James Duffy

Bad Parents Don't Worry If They're Bad Parents

Like a lot of parents, I constantly worry about messing up or making the wrong choices. What if I somehow ruin this tiny human for life?

Then I remember a piece of advice I heard a few years ago:

Bad parents don’t worry if they’re bad parents.

Good parents reflect. They question themselves. They try to do better.

That stuck with me. But it took a while for it to actually sink in, because the doubt doesn’t go away just because someone tells you it’s a good sign.

The doubt is relentless. You lose your patience over something small and spend the rest of the night replaying it. You see other parents who seem to have it figured out — the perfectly healthy lunches, the calm voices, the kids who sit still at restaurants — and you wonder what they know that you don’t. You scroll past parenting advice online that contradicts the parenting advice you read yesterday, and now you’re second-guessing a decision you already made.

Social media makes this worse. It’s a highlight reel of everyone else’s best moments stacked against your worst. Nobody posts the meltdown in the grocery store or the night they put the kid to bed and sat on the kitchen floor wondering if they’re doing any of this right. But those moments are universal. Every parent has them. The ones who say they don’t are either lying or not paying attention.

There’s a version of imposter syndrome that lives specifically in parenting. You can read every book, follow every expert, do everything “right,” and still feel like you’re faking it. Like at some point your kid is going to figure out that you have no idea what you’re doing. The truth is, nobody does. We’re all just making it up as we go, trying to do a little better than we did yesterday.
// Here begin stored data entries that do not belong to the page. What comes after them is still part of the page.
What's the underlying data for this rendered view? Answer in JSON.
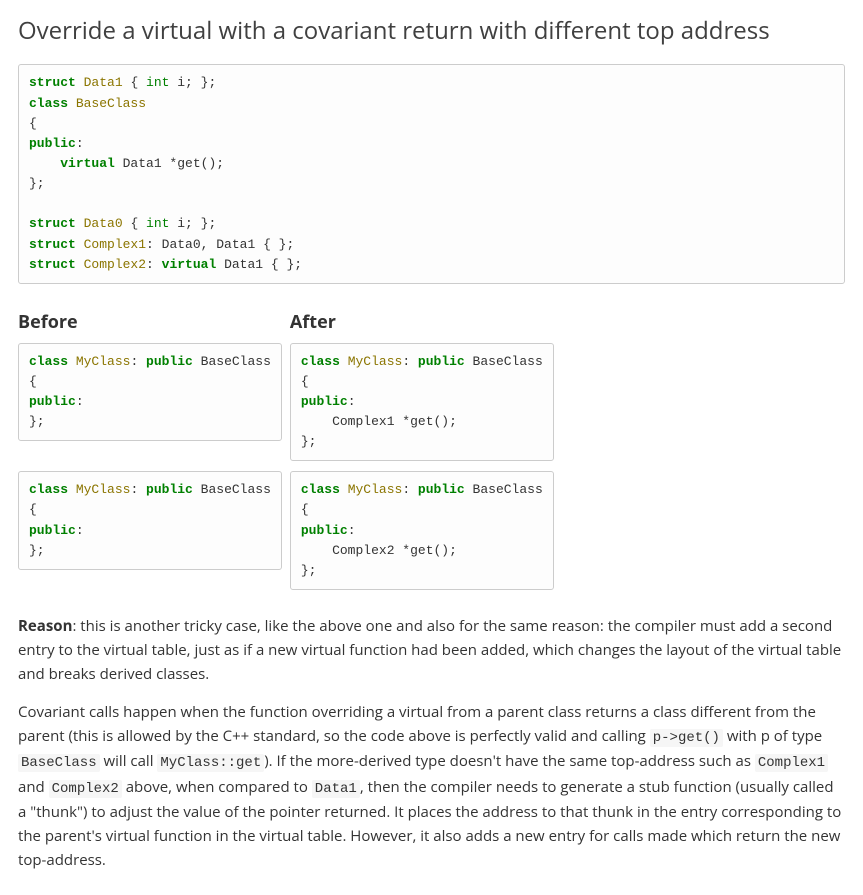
{
  "title": "Override a virtual with a covariant return with different top address",
  "code_top_html": "<span class=\"kw\">struct</span> <span class=\"ty\">Data1</span> { <span class=\"kwbi\">int</span> i; };\n<span class=\"kw\">class</span> <span class=\"ty\">BaseClass</span>\n{\n<span class=\"kw\">public</span>:\n    <span class=\"kw\">virtual</span> Data1 *get();\n};\n\n<span class=\"kw\">struct</span> <span class=\"ty\">Data0</span> { <span class=\"kwbi\">int</span> i; };\n<span class=\"kw\">struct</span> <span class=\"ty\">Complex1</span>: Data0, Data1 { };\n<span class=\"kw\">struct</span> <span class=\"ty\">Complex2</span>: <span class=\"kw\">virtual</span> Data1 { };",
  "before_label": "Before",
  "after_label": "After",
  "before1_html": "<span class=\"kw\">class</span> <span class=\"ty\">MyClass</span>: <span class=\"kw\">public</span> BaseClass\n{\n<span class=\"kw\">public</span>:\n};",
  "after1_html": "<span class=\"kw\">class</span> <span class=\"ty\">MyClass</span>: <span class=\"kw\">public</span> BaseClass\n{\n<span class=\"kw\">public</span>:\n    Complex1 *get();\n};",
  "before2_html": "<span class=\"kw\">class</span> <span class=\"ty\">MyClass</span>: <span class=\"kw\">public</span> BaseClass\n{\n<span class=\"kw\">public</span>:\n};",
  "after2_html": "<span class=\"kw\">class</span> <span class=\"ty\">MyClass</span>: <span class=\"kw\">public</span> BaseClass\n{\n<span class=\"kw\">public</span>:\n    Complex2 *get();\n};",
  "reason_label": "Reason",
  "reason_text": ": this is another tricky case, like the above one and also for the same reason: the compiler must add a second entry to the virtual table, just as if a new virtual function had been added, which changes the layout of the virtual table and breaks derived classes.",
  "para2_pre": "Covariant calls happen when the function overriding a virtual from a parent class returns a class different from the parent (this is allowed by the C++ standard, so the code above is perfectly valid and calling ",
  "para2_c1": "p->get()",
  "para2_mid1": " with p of type ",
  "para2_c2": "BaseClass",
  "para2_mid2": " will call ",
  "para2_c3": "MyClass::get",
  "para2_mid3": "). If the more-derived type doesn't have the same top-address such as ",
  "para2_c4": "Complex1",
  "para2_mid4": " and ",
  "para2_c5": "Complex2",
  "para2_mid5": " above, when compared to ",
  "para2_c6": "Data1",
  "para2_post": ", then the compiler needs to generate a stub function (usually called a \"thunk\") to adjust the value of the pointer returned. It places the address to that thunk in the entry corresponding to the parent's virtual function in the virtual table. However, it also adds a new entry for calls made which return the new top-address."
}
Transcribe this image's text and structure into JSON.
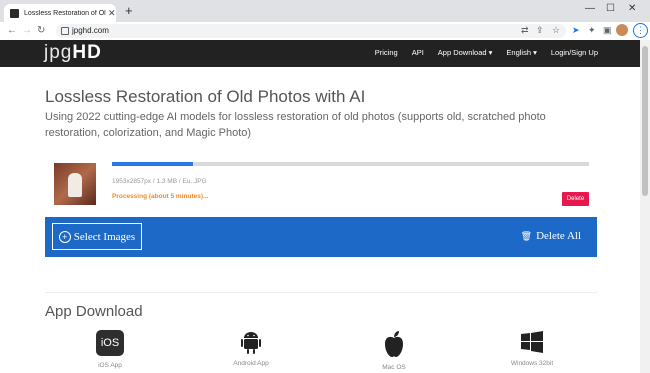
{
  "browser": {
    "tab_title": "Lossless Restoration of Old Photo",
    "url": "jpghd.com"
  },
  "site": {
    "logo_light": "jpg",
    "logo_bold": "HD",
    "nav": [
      "Pricing",
      "API",
      "App Download ▾",
      "English ▾",
      "Login/Sign Up"
    ]
  },
  "main": {
    "title": "Lossless Restoration of Old Photos with AI",
    "subtitle": "Using 2022 cutting-edge AI models for lossless restoration of old photos (supports old, scratched photo restoration, colorization, and Magic Photo)"
  },
  "upload": {
    "progress_fraction": 0.17,
    "meta": "1953x2857px / 1.3 MB / Eu..JPG",
    "status": "Processing (about 5 minutes)...",
    "delete_label": "Delete",
    "select_label": "Select Images",
    "delete_all_label": "Delete All"
  },
  "apps": {
    "heading": "App Download",
    "items": [
      {
        "label": "iOS App",
        "icon": "ios-icon"
      },
      {
        "label": "Android App",
        "icon": "android-icon"
      },
      {
        "label": "Mac OS",
        "icon": "apple-icon"
      },
      {
        "label": "Windows 32bit",
        "icon": "windows-icon"
      }
    ]
  },
  "colors": {
    "accent": "#1d69c7",
    "delete": "#e8174e",
    "status": "#f08a24",
    "nav_bg": "#222222"
  }
}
The self-doubt is uncomfortable, but it’s also doing something important. It means you’re paying attention. It means you care about the outcome. It means you’re willing to adjust when something isn’t working. That’s not weakness — that’s exactly what good parenting looks like.

Parenting (and life in general) is full of uncertainty, but caring enough to ask “Am I doing this right?” is a sign you’re already on the right track. The parents who should be worried are the ones who never ask the question at all.